A private plantation — the only one of its kind in the South — is now open to the public more often.

That doesn’t mean stepping foot on the Lowcountry estate designed by famed architect Frank Lloyd Wright will be easy. But the Beaufort County Open Land Trust now offers annual tours of Auldbrass Plantation after previously only opening the gates to visitors every two years.

Tickets go on sale to Land Trust members Aug. 8 and to the general public on Aug. 9 for $175 each. The tours run from Friday to Sunday, Nov. 9-11.

Tickets were sold out in five minutes in 2017 and crashed the nonprofit organization’s website.

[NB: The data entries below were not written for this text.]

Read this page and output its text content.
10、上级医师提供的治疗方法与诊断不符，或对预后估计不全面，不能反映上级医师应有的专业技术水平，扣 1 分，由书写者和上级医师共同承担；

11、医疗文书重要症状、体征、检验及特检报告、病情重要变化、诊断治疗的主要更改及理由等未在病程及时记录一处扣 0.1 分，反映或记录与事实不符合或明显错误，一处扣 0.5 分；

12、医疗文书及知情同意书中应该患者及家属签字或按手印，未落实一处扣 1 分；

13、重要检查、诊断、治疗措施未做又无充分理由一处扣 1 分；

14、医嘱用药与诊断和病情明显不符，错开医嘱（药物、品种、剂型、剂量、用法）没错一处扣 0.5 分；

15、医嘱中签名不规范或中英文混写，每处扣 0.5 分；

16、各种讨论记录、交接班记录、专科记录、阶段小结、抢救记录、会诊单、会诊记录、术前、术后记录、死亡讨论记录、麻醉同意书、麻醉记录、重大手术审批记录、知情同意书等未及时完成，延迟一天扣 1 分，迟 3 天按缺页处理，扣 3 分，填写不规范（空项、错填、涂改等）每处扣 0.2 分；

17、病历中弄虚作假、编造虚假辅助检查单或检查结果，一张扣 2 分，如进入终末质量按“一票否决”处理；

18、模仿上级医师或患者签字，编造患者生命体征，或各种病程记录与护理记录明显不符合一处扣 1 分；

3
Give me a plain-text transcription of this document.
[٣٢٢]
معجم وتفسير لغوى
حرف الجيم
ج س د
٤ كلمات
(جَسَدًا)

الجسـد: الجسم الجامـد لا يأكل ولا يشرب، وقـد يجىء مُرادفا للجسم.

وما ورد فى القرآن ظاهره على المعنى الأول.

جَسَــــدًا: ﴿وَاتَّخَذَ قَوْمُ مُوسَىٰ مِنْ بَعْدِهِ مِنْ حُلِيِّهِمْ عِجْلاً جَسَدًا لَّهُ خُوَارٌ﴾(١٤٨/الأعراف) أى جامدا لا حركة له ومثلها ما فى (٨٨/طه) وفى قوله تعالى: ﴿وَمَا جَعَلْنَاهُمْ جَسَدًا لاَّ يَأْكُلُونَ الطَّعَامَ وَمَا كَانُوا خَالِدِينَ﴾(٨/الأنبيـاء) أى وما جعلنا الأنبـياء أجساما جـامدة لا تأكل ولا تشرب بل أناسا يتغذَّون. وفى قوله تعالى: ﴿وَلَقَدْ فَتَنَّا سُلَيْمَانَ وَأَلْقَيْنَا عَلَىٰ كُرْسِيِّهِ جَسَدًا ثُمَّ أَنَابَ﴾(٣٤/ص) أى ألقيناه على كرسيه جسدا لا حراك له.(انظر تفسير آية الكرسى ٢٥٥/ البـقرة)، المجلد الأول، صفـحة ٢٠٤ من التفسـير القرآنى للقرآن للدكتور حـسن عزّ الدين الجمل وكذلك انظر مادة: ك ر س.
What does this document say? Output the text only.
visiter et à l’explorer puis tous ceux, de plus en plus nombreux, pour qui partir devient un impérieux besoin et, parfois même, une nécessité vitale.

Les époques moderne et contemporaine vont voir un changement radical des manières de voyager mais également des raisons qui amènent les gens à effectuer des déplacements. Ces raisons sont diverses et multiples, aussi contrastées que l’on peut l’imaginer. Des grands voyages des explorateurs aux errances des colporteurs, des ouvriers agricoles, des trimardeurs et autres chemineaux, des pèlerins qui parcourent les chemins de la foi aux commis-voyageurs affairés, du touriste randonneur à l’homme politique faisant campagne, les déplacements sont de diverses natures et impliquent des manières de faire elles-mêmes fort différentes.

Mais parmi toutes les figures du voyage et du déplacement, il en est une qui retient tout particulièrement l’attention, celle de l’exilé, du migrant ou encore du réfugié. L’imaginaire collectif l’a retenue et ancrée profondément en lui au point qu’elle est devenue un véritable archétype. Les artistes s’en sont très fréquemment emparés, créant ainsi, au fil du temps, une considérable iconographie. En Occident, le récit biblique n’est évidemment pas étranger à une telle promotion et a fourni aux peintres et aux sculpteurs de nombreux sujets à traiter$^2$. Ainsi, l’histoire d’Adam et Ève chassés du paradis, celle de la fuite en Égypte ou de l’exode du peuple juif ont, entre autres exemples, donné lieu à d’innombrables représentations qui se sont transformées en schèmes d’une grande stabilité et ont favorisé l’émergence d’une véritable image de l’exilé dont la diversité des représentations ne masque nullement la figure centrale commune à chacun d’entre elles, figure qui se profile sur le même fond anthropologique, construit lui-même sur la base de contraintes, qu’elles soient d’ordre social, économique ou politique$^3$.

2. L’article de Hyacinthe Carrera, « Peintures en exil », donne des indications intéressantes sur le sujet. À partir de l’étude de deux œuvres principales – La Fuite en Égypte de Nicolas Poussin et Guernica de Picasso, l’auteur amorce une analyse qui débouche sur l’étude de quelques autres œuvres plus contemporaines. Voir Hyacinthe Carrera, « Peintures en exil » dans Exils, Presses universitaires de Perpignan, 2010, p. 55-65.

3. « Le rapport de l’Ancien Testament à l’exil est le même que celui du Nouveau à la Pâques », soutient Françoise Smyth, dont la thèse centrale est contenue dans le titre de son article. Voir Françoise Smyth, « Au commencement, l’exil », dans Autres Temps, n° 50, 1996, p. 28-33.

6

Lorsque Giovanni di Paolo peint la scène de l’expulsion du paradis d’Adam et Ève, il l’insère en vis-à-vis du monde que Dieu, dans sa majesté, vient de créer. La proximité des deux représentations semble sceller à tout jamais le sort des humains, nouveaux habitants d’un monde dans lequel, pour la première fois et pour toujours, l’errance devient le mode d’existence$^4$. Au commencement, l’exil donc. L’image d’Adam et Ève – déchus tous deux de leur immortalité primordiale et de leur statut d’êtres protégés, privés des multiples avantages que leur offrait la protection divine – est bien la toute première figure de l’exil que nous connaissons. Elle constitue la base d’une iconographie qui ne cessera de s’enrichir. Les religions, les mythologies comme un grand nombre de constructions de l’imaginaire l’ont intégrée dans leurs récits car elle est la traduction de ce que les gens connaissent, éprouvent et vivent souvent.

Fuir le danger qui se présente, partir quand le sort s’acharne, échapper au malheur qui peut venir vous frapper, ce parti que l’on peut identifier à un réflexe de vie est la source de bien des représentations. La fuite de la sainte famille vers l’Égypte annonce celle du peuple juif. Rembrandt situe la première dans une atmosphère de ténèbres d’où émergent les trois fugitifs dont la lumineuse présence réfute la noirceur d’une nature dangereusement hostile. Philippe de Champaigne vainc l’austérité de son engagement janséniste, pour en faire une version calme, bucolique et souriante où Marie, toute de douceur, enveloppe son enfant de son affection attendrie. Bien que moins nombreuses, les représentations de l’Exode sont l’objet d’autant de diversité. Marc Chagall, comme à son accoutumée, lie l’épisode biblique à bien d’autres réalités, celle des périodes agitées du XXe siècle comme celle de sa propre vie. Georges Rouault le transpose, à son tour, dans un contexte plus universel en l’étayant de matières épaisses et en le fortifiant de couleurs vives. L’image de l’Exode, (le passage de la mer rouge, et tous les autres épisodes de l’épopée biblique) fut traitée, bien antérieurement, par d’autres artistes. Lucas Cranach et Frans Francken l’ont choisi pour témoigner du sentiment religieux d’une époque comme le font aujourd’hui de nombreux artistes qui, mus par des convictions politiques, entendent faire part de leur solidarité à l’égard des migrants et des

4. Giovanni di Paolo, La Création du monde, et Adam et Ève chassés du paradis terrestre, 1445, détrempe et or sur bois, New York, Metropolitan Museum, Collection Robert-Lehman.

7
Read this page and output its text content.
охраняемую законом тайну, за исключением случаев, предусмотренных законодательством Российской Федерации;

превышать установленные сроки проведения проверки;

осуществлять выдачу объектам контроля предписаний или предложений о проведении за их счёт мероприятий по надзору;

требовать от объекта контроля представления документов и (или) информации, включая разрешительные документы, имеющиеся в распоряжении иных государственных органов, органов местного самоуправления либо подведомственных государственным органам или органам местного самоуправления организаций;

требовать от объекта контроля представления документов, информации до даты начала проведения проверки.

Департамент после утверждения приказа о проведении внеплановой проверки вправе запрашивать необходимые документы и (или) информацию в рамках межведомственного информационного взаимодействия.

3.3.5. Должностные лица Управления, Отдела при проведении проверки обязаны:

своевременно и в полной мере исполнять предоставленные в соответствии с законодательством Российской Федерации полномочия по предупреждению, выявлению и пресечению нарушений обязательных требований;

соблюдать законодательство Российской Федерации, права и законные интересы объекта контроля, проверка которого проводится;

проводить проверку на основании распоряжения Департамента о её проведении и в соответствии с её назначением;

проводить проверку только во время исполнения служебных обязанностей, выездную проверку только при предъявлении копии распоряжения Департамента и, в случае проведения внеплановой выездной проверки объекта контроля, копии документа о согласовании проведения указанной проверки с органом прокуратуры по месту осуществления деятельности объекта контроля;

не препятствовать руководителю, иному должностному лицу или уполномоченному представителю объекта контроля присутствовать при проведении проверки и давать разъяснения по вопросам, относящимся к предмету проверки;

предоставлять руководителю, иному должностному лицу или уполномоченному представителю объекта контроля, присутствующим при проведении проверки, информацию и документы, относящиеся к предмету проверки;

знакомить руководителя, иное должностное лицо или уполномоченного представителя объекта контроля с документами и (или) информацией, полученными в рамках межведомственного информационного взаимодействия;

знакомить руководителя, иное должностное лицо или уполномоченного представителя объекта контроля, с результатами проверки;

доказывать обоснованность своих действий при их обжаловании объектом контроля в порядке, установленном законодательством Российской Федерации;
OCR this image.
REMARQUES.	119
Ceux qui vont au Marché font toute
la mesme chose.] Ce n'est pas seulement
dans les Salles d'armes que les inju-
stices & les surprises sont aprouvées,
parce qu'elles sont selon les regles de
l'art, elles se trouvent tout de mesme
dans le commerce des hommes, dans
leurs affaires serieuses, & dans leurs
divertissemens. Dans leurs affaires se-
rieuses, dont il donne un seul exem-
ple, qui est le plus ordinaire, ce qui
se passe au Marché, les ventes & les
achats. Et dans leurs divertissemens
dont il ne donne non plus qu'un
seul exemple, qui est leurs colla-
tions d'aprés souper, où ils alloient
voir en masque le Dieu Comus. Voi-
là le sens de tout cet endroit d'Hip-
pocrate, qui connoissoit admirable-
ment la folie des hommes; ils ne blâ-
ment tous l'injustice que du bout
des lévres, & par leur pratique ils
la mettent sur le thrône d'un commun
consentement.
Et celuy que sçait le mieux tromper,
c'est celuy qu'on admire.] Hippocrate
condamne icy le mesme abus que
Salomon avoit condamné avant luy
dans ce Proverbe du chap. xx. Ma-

“It used to be a little secret in Yemassee, but now you just cannot overestimate the interest,” Land Trust Director Cindy Baysden said last year.

The plantation, just outside Yemassee in the northern reaches of Beaufort County, has drawn visitors worldwide to see what Wright created in 1939. Auldbrass was bought by movie producer Joel Silver in 1987 and restored during the past three decades.

Silver allows the public tours as a fundraiser for the Land Trust, which secures the area’s marsh vistas, farmland and other sensitive property to shield them from development.

Auldbrass was an object of fascination when it was built, its angled design disconcerting to Yemassee locals.

Buildings on the property include a main house, caretaker’s house, kennels and stables.